A multi-branch, multi-scale, and multi-view CNN with lightweight temporal attention mechanism for EEG-based motor imagery decoding

Comput Methods Biomech Biomed Engin. 2025 Jan 6:1-15. doi: 10.1080/10255842.2024.2448576. Online ahead of print.

Abstract

Convolutional neural networks (CNNs) have been widely utilized for decoding motor imagery (MI) from electroencephalogram (EEG) signals. However, extracting discriminative spatial-temporal-spectral features from low signal-to-noise ratio EEG signals remains challenging. This paper proposes MBMSNet , a multi-branch, multi-scale, and multi-view CNN with a lightweight temporal attention mechanism for EEG-Based MI decoding. Specifically, MBMSNet first extracts multi-view representations from raw EEG signals, followed by independent branches to capture spatial, spectral, temporal-spatial, and temporal-spectral features. Each branch includes a domain-specific convolutional layer, a variance layer, and a temporal attention layer. Finally, the features derived from each branch are concatenated with weights and classified through a fully connected layer.
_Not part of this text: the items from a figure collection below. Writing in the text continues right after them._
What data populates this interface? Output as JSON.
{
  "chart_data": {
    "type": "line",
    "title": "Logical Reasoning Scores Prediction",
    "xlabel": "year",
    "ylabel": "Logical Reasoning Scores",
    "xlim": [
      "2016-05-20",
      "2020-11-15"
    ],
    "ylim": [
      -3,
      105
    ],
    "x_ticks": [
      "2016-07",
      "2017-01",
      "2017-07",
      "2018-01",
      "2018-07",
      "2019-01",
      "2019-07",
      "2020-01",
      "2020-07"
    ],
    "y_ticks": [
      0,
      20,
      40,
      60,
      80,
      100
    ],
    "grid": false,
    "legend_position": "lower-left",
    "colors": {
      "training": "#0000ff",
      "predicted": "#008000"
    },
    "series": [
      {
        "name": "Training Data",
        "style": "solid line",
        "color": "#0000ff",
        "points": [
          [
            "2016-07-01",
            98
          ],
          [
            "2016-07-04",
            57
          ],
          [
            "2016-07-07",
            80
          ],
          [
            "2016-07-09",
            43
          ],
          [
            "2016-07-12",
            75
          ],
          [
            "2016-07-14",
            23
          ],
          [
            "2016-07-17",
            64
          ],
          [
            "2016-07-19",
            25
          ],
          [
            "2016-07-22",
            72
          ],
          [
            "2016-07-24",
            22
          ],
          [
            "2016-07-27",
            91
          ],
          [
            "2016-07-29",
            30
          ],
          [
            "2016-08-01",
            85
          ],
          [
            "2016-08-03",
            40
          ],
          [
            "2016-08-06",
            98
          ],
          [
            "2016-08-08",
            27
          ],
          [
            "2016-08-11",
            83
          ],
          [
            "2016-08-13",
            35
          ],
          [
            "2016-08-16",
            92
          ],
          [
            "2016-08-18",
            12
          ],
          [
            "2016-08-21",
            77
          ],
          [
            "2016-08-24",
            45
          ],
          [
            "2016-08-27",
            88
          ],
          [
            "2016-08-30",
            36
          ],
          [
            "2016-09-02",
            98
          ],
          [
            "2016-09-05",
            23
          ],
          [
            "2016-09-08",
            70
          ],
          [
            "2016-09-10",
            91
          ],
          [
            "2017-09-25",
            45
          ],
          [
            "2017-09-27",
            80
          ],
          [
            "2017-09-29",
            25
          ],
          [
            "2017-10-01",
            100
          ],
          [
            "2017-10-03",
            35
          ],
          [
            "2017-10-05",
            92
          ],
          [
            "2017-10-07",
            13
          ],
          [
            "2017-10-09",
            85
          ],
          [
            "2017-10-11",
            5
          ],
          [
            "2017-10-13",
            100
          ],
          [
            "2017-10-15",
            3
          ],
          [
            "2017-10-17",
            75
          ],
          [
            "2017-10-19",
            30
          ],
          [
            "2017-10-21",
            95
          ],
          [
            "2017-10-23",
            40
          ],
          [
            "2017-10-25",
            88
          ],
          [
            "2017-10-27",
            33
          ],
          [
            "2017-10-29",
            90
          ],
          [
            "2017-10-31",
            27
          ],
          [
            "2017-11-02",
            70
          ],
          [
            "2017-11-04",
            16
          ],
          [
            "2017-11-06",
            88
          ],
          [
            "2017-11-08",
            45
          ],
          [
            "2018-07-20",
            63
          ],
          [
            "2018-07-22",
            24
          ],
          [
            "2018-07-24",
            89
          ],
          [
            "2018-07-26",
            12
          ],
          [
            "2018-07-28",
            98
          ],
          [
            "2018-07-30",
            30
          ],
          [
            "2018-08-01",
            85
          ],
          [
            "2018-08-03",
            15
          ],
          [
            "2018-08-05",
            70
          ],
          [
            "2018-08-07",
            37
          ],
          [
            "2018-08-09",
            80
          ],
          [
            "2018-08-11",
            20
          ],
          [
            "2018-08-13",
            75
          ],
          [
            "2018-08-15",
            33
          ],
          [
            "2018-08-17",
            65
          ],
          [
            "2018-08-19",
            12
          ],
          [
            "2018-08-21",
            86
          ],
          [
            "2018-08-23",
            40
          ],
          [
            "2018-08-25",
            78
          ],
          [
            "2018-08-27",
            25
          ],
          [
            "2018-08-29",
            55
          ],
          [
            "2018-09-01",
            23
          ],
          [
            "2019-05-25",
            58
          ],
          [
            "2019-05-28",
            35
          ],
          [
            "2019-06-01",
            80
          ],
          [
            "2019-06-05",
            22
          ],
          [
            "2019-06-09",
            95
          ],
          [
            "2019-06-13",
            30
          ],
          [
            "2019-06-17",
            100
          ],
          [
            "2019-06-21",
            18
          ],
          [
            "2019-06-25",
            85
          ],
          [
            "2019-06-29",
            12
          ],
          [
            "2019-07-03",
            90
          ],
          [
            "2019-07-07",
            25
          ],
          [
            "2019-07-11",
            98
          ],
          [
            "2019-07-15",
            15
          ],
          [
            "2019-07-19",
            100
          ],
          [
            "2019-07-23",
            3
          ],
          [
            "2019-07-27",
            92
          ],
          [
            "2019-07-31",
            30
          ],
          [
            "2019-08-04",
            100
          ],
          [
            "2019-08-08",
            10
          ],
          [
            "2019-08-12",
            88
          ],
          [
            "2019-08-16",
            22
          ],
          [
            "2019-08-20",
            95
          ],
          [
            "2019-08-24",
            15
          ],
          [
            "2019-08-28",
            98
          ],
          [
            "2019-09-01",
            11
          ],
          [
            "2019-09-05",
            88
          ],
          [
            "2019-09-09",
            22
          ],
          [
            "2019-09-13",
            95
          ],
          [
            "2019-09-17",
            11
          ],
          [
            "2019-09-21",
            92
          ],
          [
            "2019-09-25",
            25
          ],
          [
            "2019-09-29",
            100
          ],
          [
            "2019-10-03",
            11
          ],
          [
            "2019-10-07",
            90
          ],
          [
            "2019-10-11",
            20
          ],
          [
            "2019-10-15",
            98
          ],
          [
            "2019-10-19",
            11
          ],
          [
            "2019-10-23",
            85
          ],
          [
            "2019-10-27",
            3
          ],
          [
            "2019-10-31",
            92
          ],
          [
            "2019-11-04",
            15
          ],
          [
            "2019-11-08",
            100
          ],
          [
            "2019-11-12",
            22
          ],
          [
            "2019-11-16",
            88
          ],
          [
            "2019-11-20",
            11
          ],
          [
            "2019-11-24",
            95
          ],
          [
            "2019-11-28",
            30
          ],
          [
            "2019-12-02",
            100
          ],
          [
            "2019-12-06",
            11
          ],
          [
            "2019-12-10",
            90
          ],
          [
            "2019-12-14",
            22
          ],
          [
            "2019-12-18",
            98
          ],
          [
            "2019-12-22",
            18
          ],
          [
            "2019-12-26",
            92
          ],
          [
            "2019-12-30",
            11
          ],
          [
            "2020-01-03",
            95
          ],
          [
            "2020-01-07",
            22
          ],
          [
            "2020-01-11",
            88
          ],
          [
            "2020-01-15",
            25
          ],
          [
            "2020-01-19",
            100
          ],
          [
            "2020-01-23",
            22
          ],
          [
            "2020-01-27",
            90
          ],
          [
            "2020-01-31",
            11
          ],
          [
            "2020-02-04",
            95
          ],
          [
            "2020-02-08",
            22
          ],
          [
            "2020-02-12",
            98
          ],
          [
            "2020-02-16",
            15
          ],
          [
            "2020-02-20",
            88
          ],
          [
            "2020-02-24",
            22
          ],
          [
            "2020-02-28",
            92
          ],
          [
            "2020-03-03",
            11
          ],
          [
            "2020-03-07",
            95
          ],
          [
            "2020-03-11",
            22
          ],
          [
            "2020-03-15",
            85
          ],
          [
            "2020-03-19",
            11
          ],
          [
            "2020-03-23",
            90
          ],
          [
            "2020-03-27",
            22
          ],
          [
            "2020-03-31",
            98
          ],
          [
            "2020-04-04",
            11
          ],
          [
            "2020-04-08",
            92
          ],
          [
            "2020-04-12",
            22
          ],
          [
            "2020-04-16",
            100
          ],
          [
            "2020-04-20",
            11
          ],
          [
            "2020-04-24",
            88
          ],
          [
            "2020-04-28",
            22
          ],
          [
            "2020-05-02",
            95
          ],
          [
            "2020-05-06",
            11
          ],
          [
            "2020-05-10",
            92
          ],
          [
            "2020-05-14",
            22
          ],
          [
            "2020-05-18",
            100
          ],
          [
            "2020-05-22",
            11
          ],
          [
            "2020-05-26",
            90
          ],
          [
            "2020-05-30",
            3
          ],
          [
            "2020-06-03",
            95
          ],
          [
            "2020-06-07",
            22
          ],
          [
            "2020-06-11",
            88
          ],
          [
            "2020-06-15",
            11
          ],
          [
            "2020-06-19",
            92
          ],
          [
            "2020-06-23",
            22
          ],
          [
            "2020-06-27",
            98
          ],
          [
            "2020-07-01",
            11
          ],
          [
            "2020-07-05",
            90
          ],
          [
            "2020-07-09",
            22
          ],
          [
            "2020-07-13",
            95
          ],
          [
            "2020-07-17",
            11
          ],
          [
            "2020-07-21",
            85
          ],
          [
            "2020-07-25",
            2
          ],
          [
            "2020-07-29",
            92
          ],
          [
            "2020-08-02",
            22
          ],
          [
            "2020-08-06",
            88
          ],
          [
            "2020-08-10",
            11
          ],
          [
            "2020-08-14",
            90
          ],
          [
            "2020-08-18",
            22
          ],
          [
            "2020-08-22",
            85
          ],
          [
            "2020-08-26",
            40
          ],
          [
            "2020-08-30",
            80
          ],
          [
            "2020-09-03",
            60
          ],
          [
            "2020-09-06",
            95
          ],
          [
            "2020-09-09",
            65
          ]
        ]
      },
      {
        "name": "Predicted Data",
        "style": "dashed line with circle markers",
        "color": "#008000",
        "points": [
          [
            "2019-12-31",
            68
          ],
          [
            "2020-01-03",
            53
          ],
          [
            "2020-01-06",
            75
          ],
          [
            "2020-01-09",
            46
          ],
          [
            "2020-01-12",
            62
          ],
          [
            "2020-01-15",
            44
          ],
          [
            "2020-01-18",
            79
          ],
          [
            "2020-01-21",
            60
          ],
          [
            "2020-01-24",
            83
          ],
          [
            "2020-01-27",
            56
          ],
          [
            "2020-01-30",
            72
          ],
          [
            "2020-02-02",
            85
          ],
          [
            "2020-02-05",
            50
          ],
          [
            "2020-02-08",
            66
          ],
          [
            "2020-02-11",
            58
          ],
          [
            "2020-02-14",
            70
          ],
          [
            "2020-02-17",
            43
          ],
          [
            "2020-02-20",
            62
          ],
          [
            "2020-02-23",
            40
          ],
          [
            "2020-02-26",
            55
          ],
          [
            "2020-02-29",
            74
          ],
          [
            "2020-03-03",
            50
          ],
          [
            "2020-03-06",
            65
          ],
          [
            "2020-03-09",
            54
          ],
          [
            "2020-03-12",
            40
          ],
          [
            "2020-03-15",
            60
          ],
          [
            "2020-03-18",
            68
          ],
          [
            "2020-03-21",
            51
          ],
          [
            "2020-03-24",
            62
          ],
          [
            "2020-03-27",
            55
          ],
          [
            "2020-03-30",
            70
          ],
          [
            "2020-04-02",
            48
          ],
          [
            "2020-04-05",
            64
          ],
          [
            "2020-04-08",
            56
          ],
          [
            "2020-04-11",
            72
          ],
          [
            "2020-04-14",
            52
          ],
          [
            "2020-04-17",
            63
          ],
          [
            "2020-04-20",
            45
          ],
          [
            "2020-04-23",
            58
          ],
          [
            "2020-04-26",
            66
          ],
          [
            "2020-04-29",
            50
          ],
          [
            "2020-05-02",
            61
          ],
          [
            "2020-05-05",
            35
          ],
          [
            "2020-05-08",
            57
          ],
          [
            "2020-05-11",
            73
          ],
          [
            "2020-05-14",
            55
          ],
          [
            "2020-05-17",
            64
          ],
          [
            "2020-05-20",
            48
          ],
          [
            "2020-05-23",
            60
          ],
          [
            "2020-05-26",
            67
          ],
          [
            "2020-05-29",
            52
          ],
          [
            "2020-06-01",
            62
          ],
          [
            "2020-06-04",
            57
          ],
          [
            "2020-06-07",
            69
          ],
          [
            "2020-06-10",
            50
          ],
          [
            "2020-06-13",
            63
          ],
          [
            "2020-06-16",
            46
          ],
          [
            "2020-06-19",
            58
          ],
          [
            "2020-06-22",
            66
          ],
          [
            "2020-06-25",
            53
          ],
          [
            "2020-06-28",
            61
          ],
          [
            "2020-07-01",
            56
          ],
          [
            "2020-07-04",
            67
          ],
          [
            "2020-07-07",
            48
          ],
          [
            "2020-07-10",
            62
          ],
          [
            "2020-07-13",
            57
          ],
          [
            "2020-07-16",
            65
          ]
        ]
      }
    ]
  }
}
Experiments demonstrate MBMSNet outperforms state-of-the-art models, achieving accuracies of 84.60% on BCI Competition IV 2a, 87.80% on 2b, and 74.58% on OpenBMI, showcasing its potential for robust BCI applications.

Keywords: Brain-computer interface (BCI); attention mechanism; electroencephalography (EEG); motor imagery (MI); multi-domain convolutional neural network; multi-scale convolution.